The Bangko Sentral ng Pilipinas said inflation in February likely slowed to as low as 2.4 percent from 2.9 percent in January due to lower power, fuel and rice prices during the month.
The BSP’s Department of Economic Research saw the February inflation settling within the 2.4-percent to 3.2-percent range.
“Lower prices of petroleum products, electricity, and rice as well as other food products are expected to temper price pressures in February. Looking ahead, the BSP will remain watchful of economic and financial developments to ensure that its primary mandate of price stability conducive to balanced and sustainable economic growth is achieved,” it said.
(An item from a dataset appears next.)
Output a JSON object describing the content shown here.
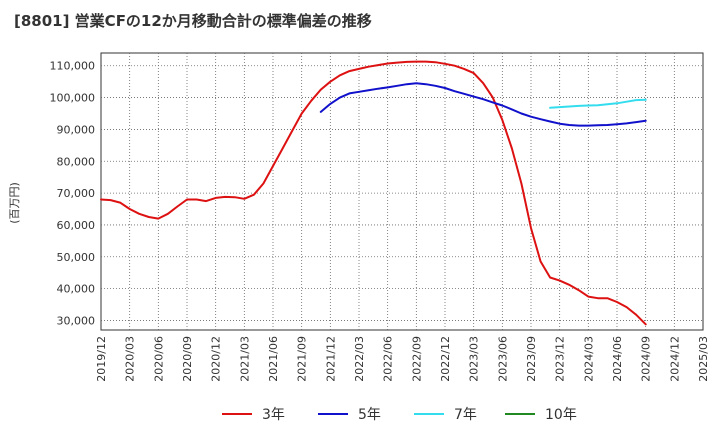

Inflation in 2019 stood at 2.5 percent, lower than the midpoint of the target range of 2 percent to 4 percent for the year due to the stabilization of food prices. Inflation stood at 2.5 percent in December, significantly slower than 5.1 percent a year ago.
The manageable inflation environment compelled the BSP to cut the policy rate by 25 basis points to 3.75 percent during the Feb. 6 Monetary Board meeting.
BSP Governor Benjamin Diokno said latest baseline forecasts indicated a broadly steady path of inflation for 2020 and 2021, with the average remaining within the target range of 2-4 percent.
He said upside risks to inflation over the near term could emanated mainly from potential upward pressures on food prices, owing in part to the African swine fever outbreak and tighter international supply of rice.
The board revised slightly upward the inflation forecast this year to an average of 3 percent from the previous estimate of 2.9 percent in the Dec. 12, 2019 meeting.
But the inflation forecast for 2021 was kept steady at 2.9 percent.